In theory, we can plant potatoes mid-February but the last two years, I’ve been out in mid-March trying to cover potatoes from a late freeze. Last year, I think we had a freeze in late April or early May and I lost peppers and half the potatoes froze back. I only had enough cover materials for half of the potatoes and all those that didn’t get covered froze back, though they did come back and produce. But, this year, I’m not planting potatoes til March 1 . . maybe.
The problem I run into in this area is that the potatoes stop producing when the soil reaches 80º and that can happen pretty quickly. The best temps for producing potatoes are when the day temps are in the 60 – 65º range and we don’t have a lot of those days. We seem to go from winter to HOT but I’ve managed to have a decent potato crop every year so I’m not complaining.
It’s kinda the same thing with tomatoes. I mostly grow the indeterminate variety of tomatoes and they will produce til the night temps rise above 70º. They can take 45 – 70 days to produce. Once day temps rise above 90º, they say the pollen dries out before pollination is accomplished and the fruit no longer is produced. Even though it seems like we have a long growing season because of our long summers, it isn’t as easy as we sometimes think it should be.
Tomato plants, if kept alive, will begin producing again once the worst of summer passes, and they will produce until frost. I usually keep a couple of plants going, just so we can eat fresh tomatoes, but the most of my tomato production, especially for canning, comes and goes pretty quickly.
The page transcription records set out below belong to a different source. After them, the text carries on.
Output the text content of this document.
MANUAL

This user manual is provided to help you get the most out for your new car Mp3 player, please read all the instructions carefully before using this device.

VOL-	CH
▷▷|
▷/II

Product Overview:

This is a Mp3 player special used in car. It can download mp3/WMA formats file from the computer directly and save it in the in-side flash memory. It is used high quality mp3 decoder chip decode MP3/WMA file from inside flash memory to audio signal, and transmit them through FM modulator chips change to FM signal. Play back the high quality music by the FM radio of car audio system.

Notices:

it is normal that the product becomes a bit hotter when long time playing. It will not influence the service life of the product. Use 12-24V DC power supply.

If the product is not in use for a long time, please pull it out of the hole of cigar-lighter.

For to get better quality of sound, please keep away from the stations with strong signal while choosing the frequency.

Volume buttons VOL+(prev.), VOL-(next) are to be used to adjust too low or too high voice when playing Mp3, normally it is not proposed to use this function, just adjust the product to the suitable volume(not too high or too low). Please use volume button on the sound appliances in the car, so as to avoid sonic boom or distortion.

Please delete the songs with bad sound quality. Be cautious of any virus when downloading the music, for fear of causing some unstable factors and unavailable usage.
Vince has tilled up the garden and he’ll till it up again before time to plant. He left these few plants that are still producing . .it’s kale, chard and celery . . we give that to the chickens but before the final pass with the tiller, we’ll pull all this out and start from scratch.
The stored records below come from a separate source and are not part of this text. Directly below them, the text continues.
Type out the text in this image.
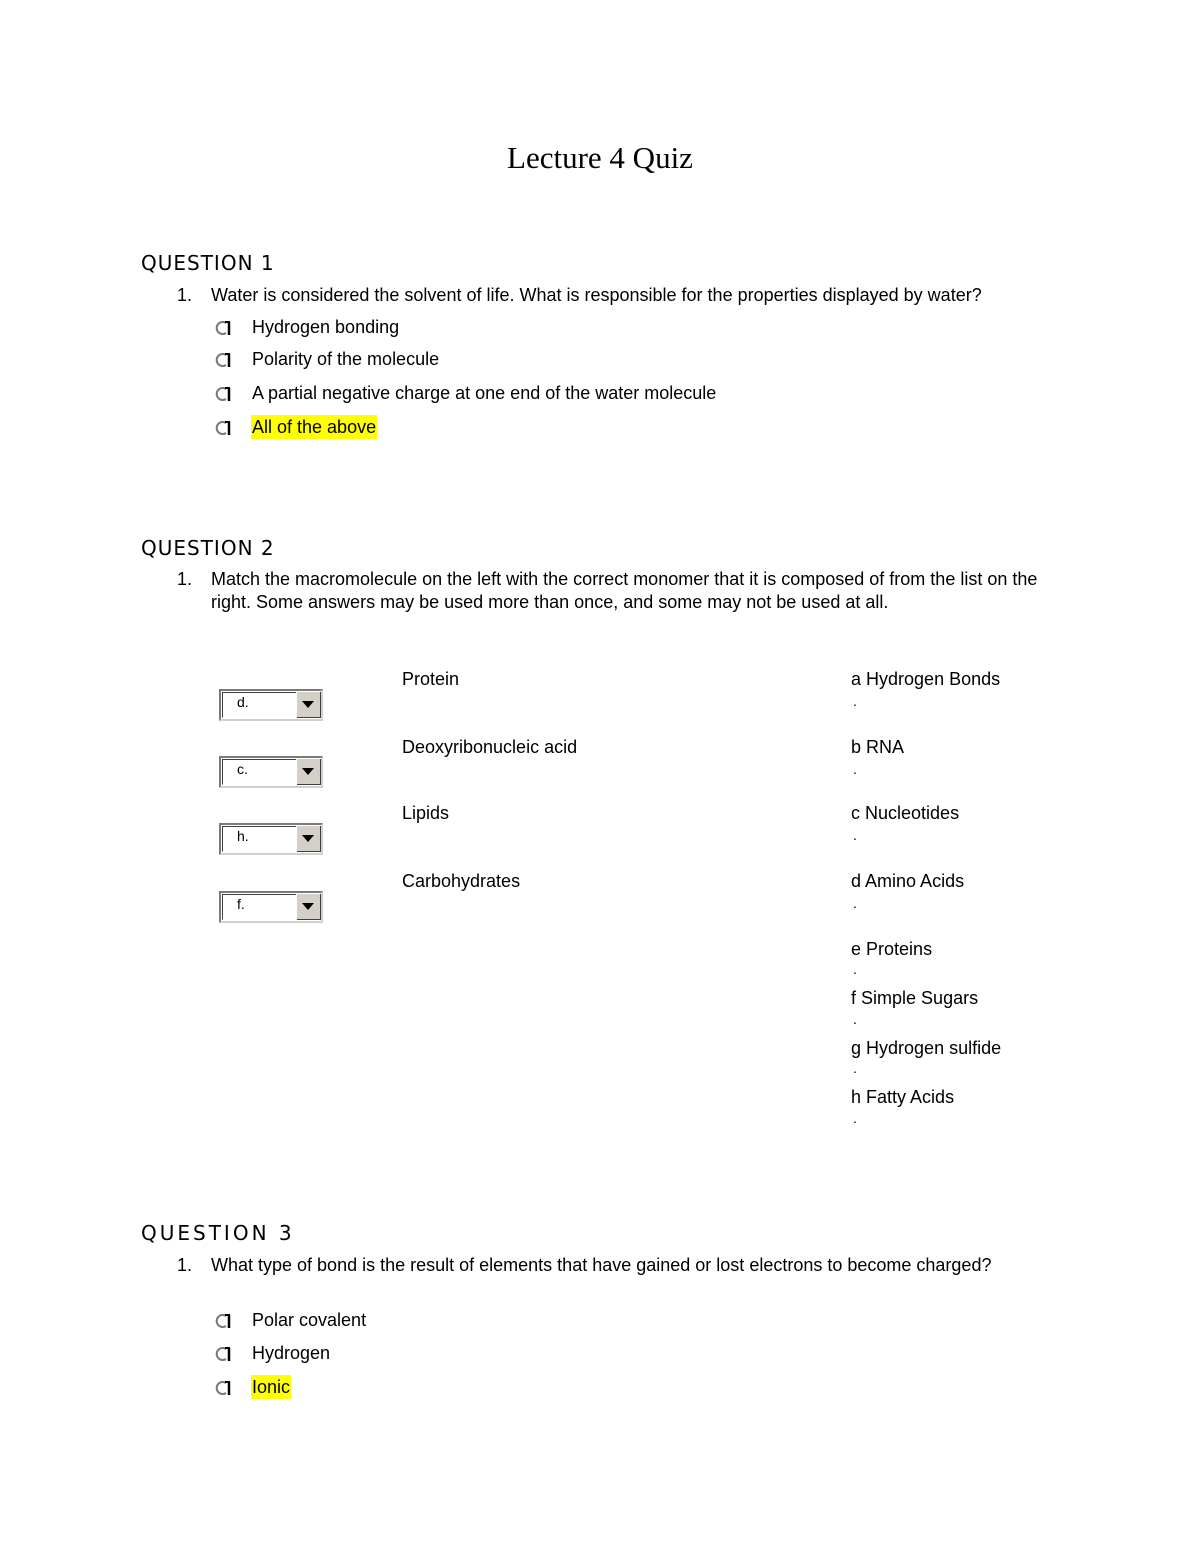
Lecture 4 Quiz
QUESTION 1
1. Water is considered the solvent of life. What is responsible for the properties displayed by water?
Hydrogen bonding
Polarity of the molecule
A partial negative charge at one end of the water molecule
All of the above
QUESTION 2
1. Match the macromolecule on the left with the correct monomer that it is composed of from the list on the right. Some answers may be used more than once, and some may not be used at all.
d.
c.
h.
f.
Protein
Deoxyribonucleic acid
Lipids
Carbohydrates
a Hydrogen Bonds
.
b RNA
.
c Nucleotides
.
d Amino Acids
.
e Proteins
.
f Simple Sugars
.
g Hydrogen sulfide
.
h Fatty Acids
.
QUESTION 3
1. What type of bond is the result of elements that have gained or lost electrons to become charged?
Polar covalent
Hydrogen
Ionic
I can hardly wait to get started! I love this time of year — the anticipation and a new crop of tomatoes, potatoes, peas, corn, onions, asparagus, strawberries, peppers, eggplants . . yep, I can hardly wait.
I have read that one can buy old sheets or sheer curtains from thrift shops to use as row covers. Perhaps something like that would help. I have wondered about mattress covers – the waffly type. The key is liquid has to go through them.